Ce point est d’autant plus sensible que les projets miniers sont structurés sur des horizons longs, avec des équilibres contractuels et financiers très encadrés. Lorsque les paramètres changent rapidement, les investisseurs réévaluent le risque pays, et les financeurs resserrent leurs conditions. Résultat : l’attractivité se dégrade, même si le potentiel géologique reste intact. Le classement ne « nie » pas les ressources ; il mesure surtout l’environnement pour les transformer en projets financés et exécutés.

 Projets vitrine attendus, exécution jugée insuffisante

Deux projets structurants reviennent régulièrement dans les critiques : Baniaka et Belinga. Présentés comme emblématiques du potentiel gabonais, ils cristallisent aussi les frustrations liées aux retards, aux arbitrages jugés fluctuants et au manque de visibilité pour les partenaires. Dans un secteur où la confiance se construit par la constance, l’instabilité de gouvernance peut suffire à dégrader la crédibilité d’un projet, même bien doté en ressources.

La comparaison souvent faite avec Gabon Oil Company illustre un autre angle du débat : là où le pétrole a bénéficié d’un portage étatique perçu comme structuré, le « bras minier » public, notamment Société Équatoriale des Mines, est jugé moins lisible dans sa stratégie et ses priorités. Cette asymétrie affaiblit l’image de l’État-actionnaire, à un moment où il revendique précisément davantage de contrôle. Et elle brouille le message envoyé aux industriels : qui pilote, avec quelle doctrine, et dans quel calendrier ?

 Manganèse brut : industrialiser, mais avec quel filet ?

L’annonce d’une interdiction des exportations de manganèse brut à partir de janvier 2029 s’inscrit, elle aussi, dans la logique de transformation locale. L’objectif est largement partagé sur le principe : capter plus de valeur, créer des emplois industriels, bâtir une chaîne locale. Mais la question de la méthode reste posée, notamment sur la concertation, la montée en puissance des capacités industrielles et, surtout, la contrainte énergétique, souvent citée comme un goulot d’étranglement. Sans infrastructure et énergie disponibles, l’industrialisation peut se heurter à la réalité des coûts et des délais.

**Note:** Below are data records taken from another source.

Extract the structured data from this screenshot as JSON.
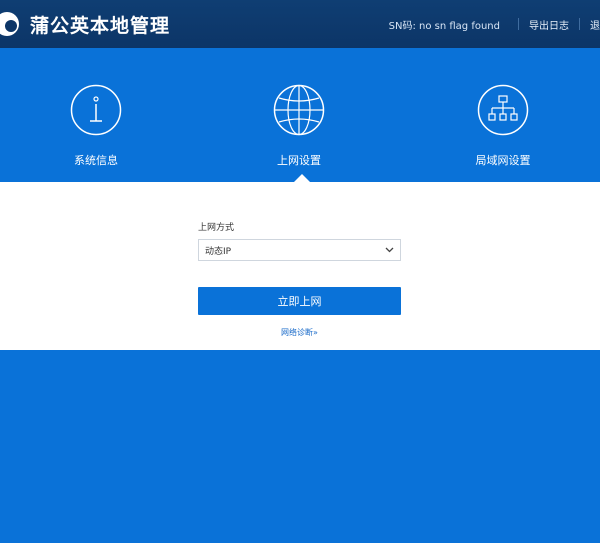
{
  "header": {
    "title": "蒲公英本地管理",
    "sn_text": "SN码: no sn flag found",
    "export_log": "导出日志",
    "logout": "退出"
  },
  "tabs": [
    {
      "label": "系统信息",
      "icon": "info-icon"
    },
    {
      "label": "上网设置",
      "icon": "globe-icon",
      "active": true
    },
    {
      "label": "局域网设置",
      "icon": "network-icon"
    }
  ],
  "form": {
    "mode_label": "上网方式",
    "mode_value": "动态IP",
    "connect_button": "立即上网",
    "diagnose_link": "网络诊断»"
  },
  "colors": {
    "header_bg": "#0c3567",
    "primary_blue": "#0a72d8",
    "content_bg": "#ffffff",
    "link_blue": "#1668c8"
  }
}
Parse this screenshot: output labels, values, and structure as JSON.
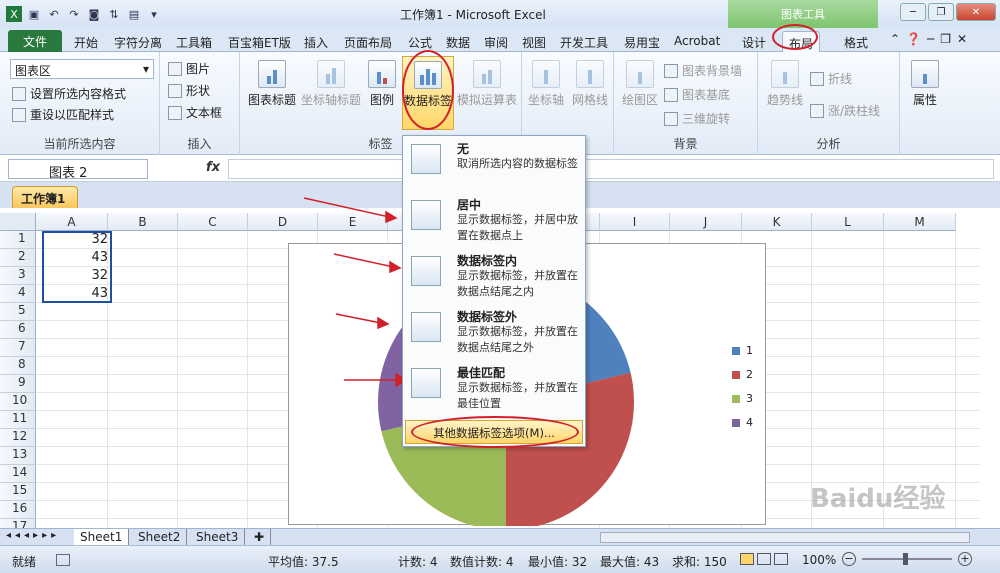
{
  "window": {
    "title": "工作簿1 - Microsoft Excel",
    "context_tools": "图表工具"
  },
  "tabs": [
    "文件",
    "开始",
    "字符分离",
    "工具箱",
    "百宝箱ET版",
    "插入",
    "页面布局",
    "公式",
    "数据",
    "审阅",
    "视图",
    "开发工具",
    "易用宝",
    "Acrobat",
    "设计",
    "布局",
    "格式"
  ],
  "active_tab": "布局",
  "ribbon": {
    "current_selection": {
      "dropdown": "图表区",
      "format_selection": "设置所选内容格式",
      "reset_style": "重设以匹配样式",
      "label": "当前所选内容"
    },
    "insert": {
      "picture": "图片",
      "shapes": "形状",
      "textbox": "文本框",
      "label": "插入"
    },
    "labels": {
      "chart_title": "图表标题",
      "axis_titles": "坐标轴标题",
      "legend": "图例",
      "data_labels": "数据标签",
      "data_table": "模拟运算表",
      "label": "标签"
    },
    "axes": {
      "axes": "坐标轴",
      "gridlines": "网格线",
      "label": "坐标轴"
    },
    "background": {
      "plot_area": "绘图区",
      "chart_wall": "图表背景墙",
      "chart_floor": "图表基底",
      "rotation": "三维旋转",
      "label": "背景"
    },
    "analysis": {
      "trendline": "趋势线",
      "lines": "折线",
      "updown": "涨/跌柱线",
      "label": "分析"
    },
    "properties": {
      "label": "属性"
    }
  },
  "formula_bar": {
    "name_box": "图表 2",
    "fx": "fx",
    "value": ""
  },
  "workbook_tab": "工作簿1",
  "columns": [
    "A",
    "B",
    "C",
    "D",
    "E",
    "F",
    "G",
    "H",
    "I",
    "J",
    "K",
    "L",
    "M"
  ],
  "rows": [
    "1",
    "2",
    "3",
    "4",
    "5",
    "6",
    "7",
    "8",
    "9",
    "10",
    "11",
    "12",
    "13",
    "14",
    "15",
    "16",
    "17"
  ],
  "cells": [
    "32",
    "43",
    "32",
    "43"
  ],
  "chart_data": {
    "type": "pie",
    "categories": [
      "1",
      "2",
      "3",
      "4"
    ],
    "values": [
      32,
      43,
      32,
      43
    ],
    "colors": [
      "#4f81bd",
      "#c0504d",
      "#9bbb59",
      "#8064a2"
    ],
    "legend": "right"
  },
  "menu": {
    "items": [
      {
        "title": "无",
        "desc": "取消所选内容的数据标签"
      },
      {
        "title": "居中",
        "desc": "显示数据标签，并居中放置在数据点上"
      },
      {
        "title": "数据标签内",
        "desc": "显示数据标签，并放置在数据点结尾之内"
      },
      {
        "title": "数据标签外",
        "desc": "显示数据标签，并放置在数据点结尾之外"
      },
      {
        "title": "最佳匹配",
        "desc": "显示数据标签，并放置在最佳位置"
      }
    ],
    "more": "其他数据标签选项(M)..."
  },
  "sheets": [
    "Sheet1",
    "Sheet2",
    "Sheet3"
  ],
  "status": {
    "ready": "就绪",
    "average": "平均值: 37.5",
    "count": "计数: 4",
    "numcount": "数值计数: 4",
    "min": "最小值: 32",
    "max": "最大值: 43",
    "sum": "求和: 150",
    "zoom": "100%"
  },
  "watermark": "Baidu经验"
}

Au final, le classement de Jeune Afrique agit comme un rappel : l’attractivité minière se construit moins par les annonces que par la stabilité des règles, la qualité de l’exécution et la crédibilité des trajectoires. Le nouveau ministre des Mines aura peu de marge d’erreur : restaurer la confiance, sécuriser les paramètres économiques et remettre des projets vitrine sur des rails lisibles. Dans un contexte continental très compétitif, le Gabon joue désormais sa crédibilité minière, au-delà de son seul potentiel.